Dalam kondisi seperti itu akan terjadi pertentangan antara keinginan atau kebutuhan atau dengan kata
lain terjadi pertentangan (konflik) antara kebutuhan batin dengan kebutuhan fisik. Pada keadaan yang
lebih makro, konflik dapat terjadi antara manusia yang satu dengan manusia yang lainnya, karena
perebutan faktor pemuas kehidupan yang sangat terbatas dan memperolehnya memerlukan teknik dan
metode tertentu, baik sesuai norma-norma maupun yang bertentangan dengan norma-norma yang
berlaku pada mereka. Budaya tersebut mengidentifikasikan ketidak professionalan kerja yang dilakukan
oleh individu sebagai makhluk ciptaan Allah yang seharusnya menempatkan dan melakukan segala
sesuatunya sesuai dengan aturan dan petunjuk pelaksanaan. Bila nepotisme dan suap menjadi azas
dalam dunia kerja, maka pegawai yang diterima  tidak lagi  professional dan transparan, tidak lagi
berdasarkan kualifikasi yang benar. Sehingga terjadilah ketidak adilan, dimana orang-orang yang
memenuhi syarat terzhalimi dan orang yang seharusnya pantas memegang amanah pekerjaan dan
jabatan, tersingkirkan. Lalu, apa yang bisa diharapkan dari bentuk tidak profesionalnya individu yang
berkuasa? Mengapa ke-empat karakter (sidiq, amanah, fatonah, tabliqh) yang diajarkan dan
dicontohkan oleh Rasulullah tidak mampu diterapkan untuk meningkatkan professional kerja? Ini
menjadi tanggungjawab para individu yang berkuasa dalam menjalankan roda-roda kekuasaannya.

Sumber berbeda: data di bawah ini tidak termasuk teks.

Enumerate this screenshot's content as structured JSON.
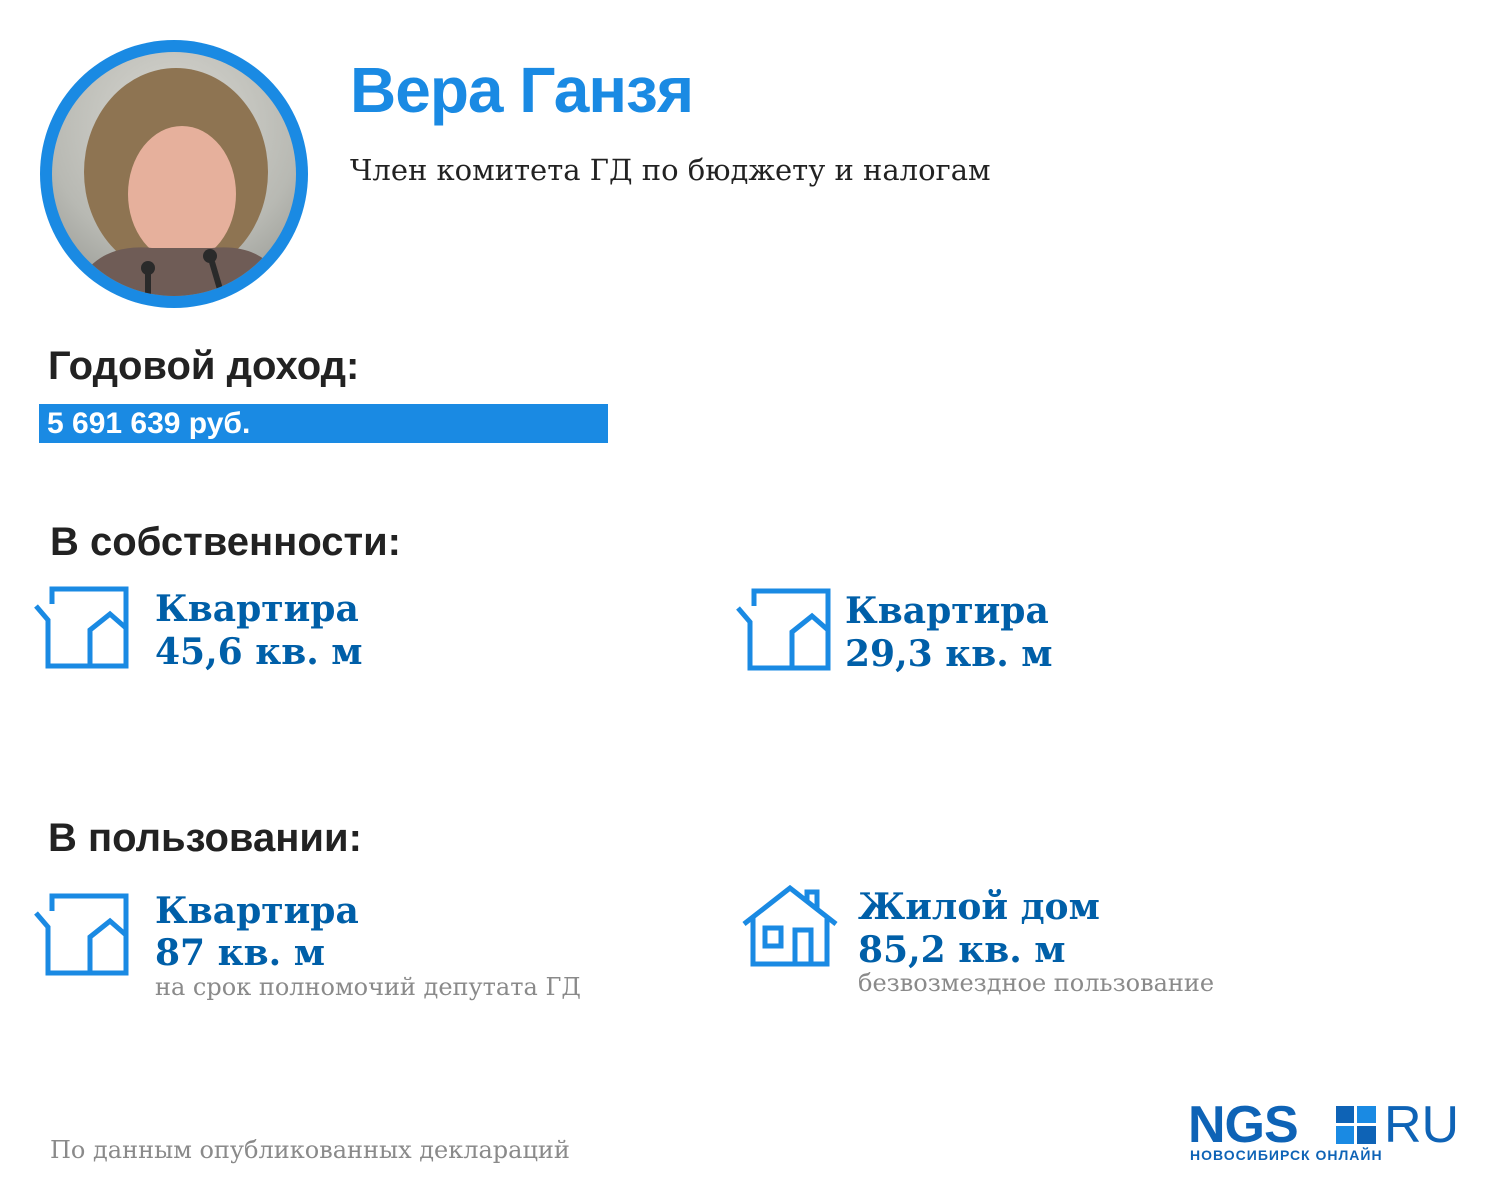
{
  "person": {
    "name": "Вера Ганзя",
    "position": "Член комитета ГД по бюджету и налогам"
  },
  "income": {
    "title": "Годовой доход:",
    "value": "5 691 639 руб."
  },
  "owned": {
    "title": "В собственности:",
    "items": [
      {
        "icon": "apartment-icon",
        "type": "Квартира",
        "area": "45,6 кв. м"
      },
      {
        "icon": "apartment-icon",
        "type": "Квартира",
        "area": "29,3 кв. м"
      }
    ]
  },
  "used": {
    "title": "В пользовании:",
    "items": [
      {
        "icon": "apartment-icon",
        "type": "Квартира",
        "area": "87 кв. м",
        "note": "на срок полномочий депутата ГД"
      },
      {
        "icon": "house-icon",
        "type": "Жилой дом",
        "area": "85,2 кв. м",
        "note": "безвозмездное пользование"
      }
    ]
  },
  "footer": {
    "source": "По данным опубликованных деклараций"
  },
  "logo": {
    "main": "NGS",
    "domain": "RU",
    "subtitle": "НОВОСИБИРСК ОНЛАЙН"
  },
  "colors": {
    "accent": "#1a8ae3",
    "property_text": "#005fa8",
    "logo": "#0e63b6",
    "muted": "#8a8a8a"
  }
}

Ajaran agama dan nilai moral seolah tidak lagi mempan membendung kejahatan korupsi, kolusi dan
nepotisme serta menghindarkan umat manusia dari kecenderungan berkhianat, menyimpang dan
berdusta. Nasehat agama dan para tokoh agama kehilangan wibawa, moral dan ritual ibadah mandul
tidak memberi pengaruh pada perilaku keseharian. Seharusnya setiap ibadah mampu merubah perilaku
lebih bagus dan mental lebih baik sebagaimana firman Allah Azza wa Jalla tentang shalat, “
Sesungguhnya shalat itu mampu mencegah dari (perbuatan-perbuatan) keji dan munkar.” (Al-Ankabut
29:45). Namun catatan kejahatan agama, moral dan kemanusiaan tidak berkurang.Sebab utama adalah
keimanan yang lemah, kesempatan terbuka lebar, lingkungan yang mendukung dan sanksi hukum yang
tidak tegas terhadap pelaku bahkan sebagian pelakunya ada yang tidak tersentuh hukum sama sekali.
Jadi, benar apa yang dikatakan Al-Hasan Al-Bashri rahimahullah bahwa barang siapa yang shalatnya
tidak bisa mencegahnya dari perbuatan keji dan munkar maka shalatnya tidak bisa disebut shalat
bahkan akan menjadi bumerang bagi pelakunya.